The perimeter of a triangle is 24 cm. One side is 2 cm longer than the shortest side. The longest side is 2 cm less than twice the length of the shortest side. Find the length of each side of the triangle.- write equation and solve.
Let x = shortest side
24 = x + (x + 2) + (2x - 2)
24 = 4x
24/4 = x
6 = x
Khud karo
Sum of all three sides is perimeter
Let length of shortest side be x
Other sides becomes (x+2) and (2x-2)
X+(x+2)+(2x-2)=24
4x=24
X=6
To solve this problem, let's first assign variables to represent the lengths of the sides of the triangle.
Let x be the length of the shortest side.
Since one side is 2 cm longer than the shortest side, the length of the second side is x + 2 cm.
And the longest side is 2 cm less than twice the length of the shortest side, so its length is 2x - 2 cm.
The perimeter of a triangle is the sum of the lengths of its three sides.

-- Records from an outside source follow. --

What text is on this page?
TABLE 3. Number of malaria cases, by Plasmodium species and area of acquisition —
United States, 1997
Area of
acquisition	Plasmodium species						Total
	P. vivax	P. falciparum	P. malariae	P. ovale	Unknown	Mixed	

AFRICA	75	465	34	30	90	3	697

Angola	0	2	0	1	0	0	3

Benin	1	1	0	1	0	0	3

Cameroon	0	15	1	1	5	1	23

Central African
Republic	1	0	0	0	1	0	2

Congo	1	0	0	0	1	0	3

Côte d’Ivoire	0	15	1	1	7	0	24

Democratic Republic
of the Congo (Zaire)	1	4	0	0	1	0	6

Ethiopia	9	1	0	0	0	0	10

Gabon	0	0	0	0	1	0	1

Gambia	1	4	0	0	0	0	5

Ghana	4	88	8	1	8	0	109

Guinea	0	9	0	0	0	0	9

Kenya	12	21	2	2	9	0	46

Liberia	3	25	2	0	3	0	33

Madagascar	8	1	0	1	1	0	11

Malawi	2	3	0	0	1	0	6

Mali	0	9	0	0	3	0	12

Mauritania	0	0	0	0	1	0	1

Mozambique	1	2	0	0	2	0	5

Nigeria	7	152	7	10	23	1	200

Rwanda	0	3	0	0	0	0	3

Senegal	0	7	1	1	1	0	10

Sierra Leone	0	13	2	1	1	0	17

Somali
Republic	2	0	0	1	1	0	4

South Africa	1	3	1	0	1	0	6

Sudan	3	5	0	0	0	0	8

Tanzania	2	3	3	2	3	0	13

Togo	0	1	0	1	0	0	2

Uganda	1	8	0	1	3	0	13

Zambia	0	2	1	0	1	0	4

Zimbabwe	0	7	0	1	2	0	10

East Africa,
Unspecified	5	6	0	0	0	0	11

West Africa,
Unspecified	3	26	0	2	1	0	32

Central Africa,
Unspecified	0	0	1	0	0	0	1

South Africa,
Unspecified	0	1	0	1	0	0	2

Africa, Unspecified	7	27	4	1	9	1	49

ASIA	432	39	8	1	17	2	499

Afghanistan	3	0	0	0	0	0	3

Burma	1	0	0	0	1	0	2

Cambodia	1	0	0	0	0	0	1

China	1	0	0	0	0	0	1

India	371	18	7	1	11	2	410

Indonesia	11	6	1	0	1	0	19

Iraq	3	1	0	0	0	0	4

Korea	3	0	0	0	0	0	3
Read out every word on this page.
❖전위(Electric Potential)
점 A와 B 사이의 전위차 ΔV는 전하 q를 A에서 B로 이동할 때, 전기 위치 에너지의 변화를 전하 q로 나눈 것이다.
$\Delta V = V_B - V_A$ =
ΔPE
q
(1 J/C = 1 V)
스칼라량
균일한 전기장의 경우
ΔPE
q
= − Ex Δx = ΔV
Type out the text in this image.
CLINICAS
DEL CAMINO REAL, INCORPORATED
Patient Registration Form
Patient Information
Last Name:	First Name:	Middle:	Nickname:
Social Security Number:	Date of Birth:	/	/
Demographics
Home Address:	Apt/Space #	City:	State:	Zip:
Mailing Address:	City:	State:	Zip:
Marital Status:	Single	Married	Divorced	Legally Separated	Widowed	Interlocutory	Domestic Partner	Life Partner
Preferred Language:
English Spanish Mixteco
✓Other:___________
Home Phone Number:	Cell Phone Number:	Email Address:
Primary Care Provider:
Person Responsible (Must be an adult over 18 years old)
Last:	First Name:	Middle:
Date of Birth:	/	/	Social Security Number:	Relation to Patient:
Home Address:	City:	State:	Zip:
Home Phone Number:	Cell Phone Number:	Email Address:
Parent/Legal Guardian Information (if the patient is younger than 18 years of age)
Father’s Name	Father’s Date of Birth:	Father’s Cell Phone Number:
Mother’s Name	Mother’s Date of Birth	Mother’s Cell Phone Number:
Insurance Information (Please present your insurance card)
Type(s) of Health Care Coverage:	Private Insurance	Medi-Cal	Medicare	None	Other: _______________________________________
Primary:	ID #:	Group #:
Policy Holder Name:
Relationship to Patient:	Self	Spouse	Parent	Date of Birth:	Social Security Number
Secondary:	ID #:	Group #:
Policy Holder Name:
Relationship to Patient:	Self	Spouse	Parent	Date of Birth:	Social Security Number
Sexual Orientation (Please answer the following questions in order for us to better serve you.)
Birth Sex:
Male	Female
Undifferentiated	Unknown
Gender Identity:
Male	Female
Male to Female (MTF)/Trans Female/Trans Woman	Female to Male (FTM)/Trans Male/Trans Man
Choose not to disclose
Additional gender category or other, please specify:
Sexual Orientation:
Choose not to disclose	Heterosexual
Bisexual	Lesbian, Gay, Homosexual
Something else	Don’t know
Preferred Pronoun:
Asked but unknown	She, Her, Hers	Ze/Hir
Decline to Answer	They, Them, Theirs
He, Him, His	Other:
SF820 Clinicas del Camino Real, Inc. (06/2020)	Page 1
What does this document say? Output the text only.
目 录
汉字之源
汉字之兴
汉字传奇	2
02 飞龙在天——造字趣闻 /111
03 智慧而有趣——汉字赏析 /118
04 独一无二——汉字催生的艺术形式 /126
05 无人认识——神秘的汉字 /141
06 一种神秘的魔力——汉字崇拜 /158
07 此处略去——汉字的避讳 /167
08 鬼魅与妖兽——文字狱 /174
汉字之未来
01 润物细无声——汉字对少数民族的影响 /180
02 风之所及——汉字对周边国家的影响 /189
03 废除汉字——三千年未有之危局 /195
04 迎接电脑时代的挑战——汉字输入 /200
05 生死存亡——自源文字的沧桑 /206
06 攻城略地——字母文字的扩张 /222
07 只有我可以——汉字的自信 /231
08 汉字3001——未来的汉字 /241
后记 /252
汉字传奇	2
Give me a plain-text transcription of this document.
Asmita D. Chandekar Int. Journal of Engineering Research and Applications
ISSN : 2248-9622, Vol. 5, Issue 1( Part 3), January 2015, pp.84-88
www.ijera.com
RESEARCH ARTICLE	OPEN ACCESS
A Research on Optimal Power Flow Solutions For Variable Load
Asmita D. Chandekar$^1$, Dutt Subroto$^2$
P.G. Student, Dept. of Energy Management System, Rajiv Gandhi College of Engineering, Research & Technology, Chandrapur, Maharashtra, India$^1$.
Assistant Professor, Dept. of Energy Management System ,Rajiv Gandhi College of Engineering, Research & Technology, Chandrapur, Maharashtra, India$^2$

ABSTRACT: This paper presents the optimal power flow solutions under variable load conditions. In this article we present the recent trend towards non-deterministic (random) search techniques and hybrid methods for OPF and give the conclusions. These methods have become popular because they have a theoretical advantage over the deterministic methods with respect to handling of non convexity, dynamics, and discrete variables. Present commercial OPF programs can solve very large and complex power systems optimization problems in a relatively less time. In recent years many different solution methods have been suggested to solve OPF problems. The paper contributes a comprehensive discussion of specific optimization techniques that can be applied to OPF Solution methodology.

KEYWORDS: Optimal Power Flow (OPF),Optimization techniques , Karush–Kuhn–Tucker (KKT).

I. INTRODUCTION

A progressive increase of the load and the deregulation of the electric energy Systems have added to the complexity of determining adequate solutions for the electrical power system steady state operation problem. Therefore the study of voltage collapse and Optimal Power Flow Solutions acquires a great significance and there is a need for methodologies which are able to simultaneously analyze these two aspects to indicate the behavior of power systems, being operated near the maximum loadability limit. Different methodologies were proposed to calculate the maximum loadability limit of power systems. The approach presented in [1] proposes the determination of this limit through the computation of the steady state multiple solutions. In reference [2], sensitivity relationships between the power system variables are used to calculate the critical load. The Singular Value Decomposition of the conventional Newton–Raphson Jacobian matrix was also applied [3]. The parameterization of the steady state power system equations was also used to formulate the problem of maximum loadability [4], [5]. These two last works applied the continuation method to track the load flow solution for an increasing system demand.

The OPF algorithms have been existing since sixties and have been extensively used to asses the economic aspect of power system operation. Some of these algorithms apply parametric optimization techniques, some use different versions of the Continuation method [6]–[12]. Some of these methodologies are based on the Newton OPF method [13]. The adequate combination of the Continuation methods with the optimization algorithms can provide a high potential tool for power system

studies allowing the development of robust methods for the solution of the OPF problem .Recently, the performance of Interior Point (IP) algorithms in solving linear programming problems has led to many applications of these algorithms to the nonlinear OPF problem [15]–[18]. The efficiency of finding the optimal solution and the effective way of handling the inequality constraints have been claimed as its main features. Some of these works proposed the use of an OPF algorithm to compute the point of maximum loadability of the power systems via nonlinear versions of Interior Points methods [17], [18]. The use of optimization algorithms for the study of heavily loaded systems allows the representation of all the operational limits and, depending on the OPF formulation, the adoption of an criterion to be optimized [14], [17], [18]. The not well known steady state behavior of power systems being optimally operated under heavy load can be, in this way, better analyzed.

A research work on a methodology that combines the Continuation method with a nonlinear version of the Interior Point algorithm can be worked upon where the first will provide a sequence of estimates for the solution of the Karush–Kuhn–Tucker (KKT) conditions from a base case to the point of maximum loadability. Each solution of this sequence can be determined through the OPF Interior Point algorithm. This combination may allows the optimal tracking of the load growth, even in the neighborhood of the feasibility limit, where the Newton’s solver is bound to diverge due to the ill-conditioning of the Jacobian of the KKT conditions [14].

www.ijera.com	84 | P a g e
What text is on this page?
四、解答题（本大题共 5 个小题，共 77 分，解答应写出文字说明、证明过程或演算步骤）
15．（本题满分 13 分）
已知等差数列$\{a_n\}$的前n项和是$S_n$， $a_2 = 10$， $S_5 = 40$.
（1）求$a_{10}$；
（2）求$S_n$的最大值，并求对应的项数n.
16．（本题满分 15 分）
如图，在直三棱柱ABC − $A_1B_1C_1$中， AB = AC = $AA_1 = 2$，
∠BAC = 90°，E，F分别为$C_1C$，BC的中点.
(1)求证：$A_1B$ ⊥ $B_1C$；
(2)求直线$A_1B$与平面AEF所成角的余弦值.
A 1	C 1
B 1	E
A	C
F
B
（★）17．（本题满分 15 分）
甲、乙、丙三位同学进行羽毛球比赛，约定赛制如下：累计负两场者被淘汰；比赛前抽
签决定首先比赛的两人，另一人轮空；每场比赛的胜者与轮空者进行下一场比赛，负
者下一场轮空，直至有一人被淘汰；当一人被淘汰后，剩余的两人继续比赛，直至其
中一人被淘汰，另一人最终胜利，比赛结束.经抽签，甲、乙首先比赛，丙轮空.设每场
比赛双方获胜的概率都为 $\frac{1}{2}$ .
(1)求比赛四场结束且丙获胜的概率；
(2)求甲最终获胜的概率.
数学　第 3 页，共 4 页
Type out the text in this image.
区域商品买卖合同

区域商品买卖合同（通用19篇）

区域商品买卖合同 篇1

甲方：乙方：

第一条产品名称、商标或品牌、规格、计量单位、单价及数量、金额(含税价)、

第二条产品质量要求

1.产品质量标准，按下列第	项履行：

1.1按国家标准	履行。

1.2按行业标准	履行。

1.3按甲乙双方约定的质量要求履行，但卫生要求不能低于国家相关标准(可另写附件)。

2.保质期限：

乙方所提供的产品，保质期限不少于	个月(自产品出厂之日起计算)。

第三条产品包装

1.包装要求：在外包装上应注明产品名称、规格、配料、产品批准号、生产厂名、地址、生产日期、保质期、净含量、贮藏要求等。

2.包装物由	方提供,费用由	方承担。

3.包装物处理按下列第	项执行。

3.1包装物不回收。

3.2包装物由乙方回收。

Therefore, we can write the equation for the perimeter of this triangle as:
x + (x + 2) + (2x - 2) = 24
Let's solve this equation to find the value of x:
Combining like terms:
4x = 24
Dividing both sides by 4:
x = 6
Now that we have found the value of x, we can substitute it back into the expressions for the other sides to find their lengths:
The length of the second side is x + 2 = 6 + 2 = 8 cm.
And the length of the longest side is 2x - 2 = 2(6) - 2 = 12 - 2 = 10 cm.
So, the lengths of the sides of the triangle are:
Shortest side: 6 cm
Second side: 8 cm
Longest side: 10 cm.